In the mean time the attention of Peter was called off, in a great measure, from the English war, by a new enemy, that had made a formidable attack upon his dominions. Bajazet, Emperor of the Turks, an old enemy of the Czar's, thought this a fair opportunity to recover Crim Tartary, which the Russian Monarch had conquered from him in the last war; in this situation he listened, with pleasure, to the remonstrances of the English Ambassador, who left no stone unturned that could engage the Emperor in the war. Bajazet thought the moment so fair, when Peter was engaged in a most expensive war with Great Britain, that the Grand Visier, Selim, at the head of two hundred thousand men marched into Russia. The Czar collected his forces to oppose this inundation of Turks; and just as the two armies were beginning the war, the Russian fleet of near one hundred sail of the line appeared in the Channel.
The British fleet, under the Duke of Grafton, (who, though he had sometimes met with ill success, was one of the greatest Admirals Britain had ever produced) was about equal in force to that of the Russians. It was not long before the two Admirals found an opportunity to engage. It would be tedious to give the particulars of this furious battle, it lasted a whole day without being decisive; the Russians lost five ships of the line, and the English four; if any thing, the advantage was for the latter; but before morning the two fleets parted, and, the wind blowing a violent storm for the two next days, nineteen Russian men of war were driven ashore on the coast of Norfolk, and were there burnt; the English lost only two, but had several dismasted.

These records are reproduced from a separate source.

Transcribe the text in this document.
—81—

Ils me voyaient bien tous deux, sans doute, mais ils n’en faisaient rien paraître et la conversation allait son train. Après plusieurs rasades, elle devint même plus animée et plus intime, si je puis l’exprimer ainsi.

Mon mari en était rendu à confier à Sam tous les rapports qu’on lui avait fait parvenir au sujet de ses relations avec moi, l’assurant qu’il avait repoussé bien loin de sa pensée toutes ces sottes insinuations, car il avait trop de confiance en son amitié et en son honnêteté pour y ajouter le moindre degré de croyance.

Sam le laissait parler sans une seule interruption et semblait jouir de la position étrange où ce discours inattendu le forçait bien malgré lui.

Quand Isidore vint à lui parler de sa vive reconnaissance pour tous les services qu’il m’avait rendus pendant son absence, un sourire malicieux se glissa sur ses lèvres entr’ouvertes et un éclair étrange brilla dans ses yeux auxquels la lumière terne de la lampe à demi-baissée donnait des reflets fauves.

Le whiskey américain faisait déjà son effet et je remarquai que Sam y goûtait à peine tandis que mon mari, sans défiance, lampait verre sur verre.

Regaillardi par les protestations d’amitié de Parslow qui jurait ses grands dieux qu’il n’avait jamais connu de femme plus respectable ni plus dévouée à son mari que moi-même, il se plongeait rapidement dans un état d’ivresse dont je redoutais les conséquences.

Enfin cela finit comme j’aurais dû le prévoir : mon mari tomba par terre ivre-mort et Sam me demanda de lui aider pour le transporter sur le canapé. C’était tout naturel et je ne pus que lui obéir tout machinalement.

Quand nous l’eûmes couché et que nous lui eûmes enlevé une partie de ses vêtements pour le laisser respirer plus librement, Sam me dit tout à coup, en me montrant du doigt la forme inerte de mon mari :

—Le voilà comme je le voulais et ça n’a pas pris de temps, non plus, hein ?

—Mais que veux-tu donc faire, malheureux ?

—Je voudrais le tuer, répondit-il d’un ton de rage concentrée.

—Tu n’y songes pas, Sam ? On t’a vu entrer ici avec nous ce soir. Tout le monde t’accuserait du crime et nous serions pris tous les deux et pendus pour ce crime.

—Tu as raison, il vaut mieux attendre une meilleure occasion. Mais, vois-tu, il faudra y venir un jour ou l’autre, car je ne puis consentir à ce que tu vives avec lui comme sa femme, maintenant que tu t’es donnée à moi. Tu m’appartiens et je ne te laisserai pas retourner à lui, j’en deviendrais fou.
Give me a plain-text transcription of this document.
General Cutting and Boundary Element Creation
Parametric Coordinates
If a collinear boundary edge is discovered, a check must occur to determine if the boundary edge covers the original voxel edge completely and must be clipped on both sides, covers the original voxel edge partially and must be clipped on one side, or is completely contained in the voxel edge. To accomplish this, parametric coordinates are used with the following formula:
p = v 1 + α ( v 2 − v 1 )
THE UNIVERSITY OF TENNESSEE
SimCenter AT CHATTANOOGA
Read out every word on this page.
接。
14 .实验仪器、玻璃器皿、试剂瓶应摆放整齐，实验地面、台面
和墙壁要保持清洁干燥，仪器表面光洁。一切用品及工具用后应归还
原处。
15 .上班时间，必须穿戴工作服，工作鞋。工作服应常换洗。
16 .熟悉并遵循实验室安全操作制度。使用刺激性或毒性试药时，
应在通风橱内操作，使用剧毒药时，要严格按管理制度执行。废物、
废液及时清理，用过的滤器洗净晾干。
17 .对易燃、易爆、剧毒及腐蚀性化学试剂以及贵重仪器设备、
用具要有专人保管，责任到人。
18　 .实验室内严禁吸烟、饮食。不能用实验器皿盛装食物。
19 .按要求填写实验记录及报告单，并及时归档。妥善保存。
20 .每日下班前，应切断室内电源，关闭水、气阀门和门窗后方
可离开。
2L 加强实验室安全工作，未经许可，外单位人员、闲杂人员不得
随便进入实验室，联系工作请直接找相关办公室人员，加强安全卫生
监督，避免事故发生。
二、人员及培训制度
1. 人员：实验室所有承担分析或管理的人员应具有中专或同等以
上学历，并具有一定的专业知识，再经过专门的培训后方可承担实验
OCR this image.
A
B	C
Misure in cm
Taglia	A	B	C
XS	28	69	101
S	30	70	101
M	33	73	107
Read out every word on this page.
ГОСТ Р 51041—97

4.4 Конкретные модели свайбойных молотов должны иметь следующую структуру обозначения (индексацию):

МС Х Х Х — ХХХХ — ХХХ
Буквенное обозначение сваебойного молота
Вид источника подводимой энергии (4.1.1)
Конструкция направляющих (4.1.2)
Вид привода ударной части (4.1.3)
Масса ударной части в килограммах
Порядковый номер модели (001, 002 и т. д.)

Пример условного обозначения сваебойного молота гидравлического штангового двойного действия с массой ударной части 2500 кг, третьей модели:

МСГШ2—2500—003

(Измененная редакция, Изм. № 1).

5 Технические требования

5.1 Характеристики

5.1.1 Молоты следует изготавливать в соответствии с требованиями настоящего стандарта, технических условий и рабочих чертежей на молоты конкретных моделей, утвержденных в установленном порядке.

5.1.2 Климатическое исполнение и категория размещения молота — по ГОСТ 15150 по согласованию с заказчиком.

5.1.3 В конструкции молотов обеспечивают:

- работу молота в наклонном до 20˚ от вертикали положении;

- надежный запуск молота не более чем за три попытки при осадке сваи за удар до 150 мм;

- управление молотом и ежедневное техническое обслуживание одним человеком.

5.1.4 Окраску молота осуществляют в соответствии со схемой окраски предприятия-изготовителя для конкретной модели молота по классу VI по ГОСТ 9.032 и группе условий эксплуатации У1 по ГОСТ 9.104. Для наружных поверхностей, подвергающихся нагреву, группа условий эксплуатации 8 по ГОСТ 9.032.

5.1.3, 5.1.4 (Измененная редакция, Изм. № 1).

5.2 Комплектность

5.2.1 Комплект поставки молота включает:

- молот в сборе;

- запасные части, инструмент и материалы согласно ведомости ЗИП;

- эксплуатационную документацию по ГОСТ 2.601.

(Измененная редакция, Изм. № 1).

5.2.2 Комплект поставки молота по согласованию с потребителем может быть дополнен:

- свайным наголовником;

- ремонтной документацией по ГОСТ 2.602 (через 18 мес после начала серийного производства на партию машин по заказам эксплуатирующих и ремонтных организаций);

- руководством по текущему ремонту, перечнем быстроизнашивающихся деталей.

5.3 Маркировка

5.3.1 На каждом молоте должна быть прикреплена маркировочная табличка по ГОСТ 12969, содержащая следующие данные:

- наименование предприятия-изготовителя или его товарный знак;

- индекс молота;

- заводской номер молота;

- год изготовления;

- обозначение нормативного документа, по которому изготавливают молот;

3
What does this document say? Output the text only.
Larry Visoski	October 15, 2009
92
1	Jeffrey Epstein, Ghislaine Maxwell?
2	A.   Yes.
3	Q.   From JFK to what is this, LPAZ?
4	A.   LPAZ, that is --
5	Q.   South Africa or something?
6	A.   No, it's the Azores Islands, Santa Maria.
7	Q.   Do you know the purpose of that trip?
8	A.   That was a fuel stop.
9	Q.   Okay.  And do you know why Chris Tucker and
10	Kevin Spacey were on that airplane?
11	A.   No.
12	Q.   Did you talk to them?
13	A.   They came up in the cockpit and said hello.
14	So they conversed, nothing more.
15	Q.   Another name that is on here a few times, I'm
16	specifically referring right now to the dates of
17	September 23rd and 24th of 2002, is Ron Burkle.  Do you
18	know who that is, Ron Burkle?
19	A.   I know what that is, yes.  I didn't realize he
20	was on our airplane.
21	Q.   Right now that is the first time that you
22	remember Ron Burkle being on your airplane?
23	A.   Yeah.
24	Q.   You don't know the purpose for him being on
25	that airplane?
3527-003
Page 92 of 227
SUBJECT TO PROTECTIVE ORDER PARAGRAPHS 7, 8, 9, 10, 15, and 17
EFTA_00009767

This stroke secured to George his superiority at sea. This navy was so powerful that the French fleets were blocked up in their ports, and were not strong enough to look the English in the face; so that Charles now saw all his hopes blasted, and the King of England at the head of a victorious army ready to march to Paris itself. In this critical situation he determined to sue for peace. George, whose conduct was guided by justice not inordinate ambition, readily listened to the proposal. He appointed Ambassadors to meet those of France at Beauvais, where a peace was soon agreed to; the Czar sent an Ambassador on his part, so it became general between the three nations. The principal article was, That Charles should cause to be paid to the King of Great Britain two millions of pounds sterling; for the expences of the war, at three equal payments, six months between each. The treaty being signed by the two Monarchs and the Russian Ambassador, George withdrew his forces out of France, and evacuated all his conquests.[2]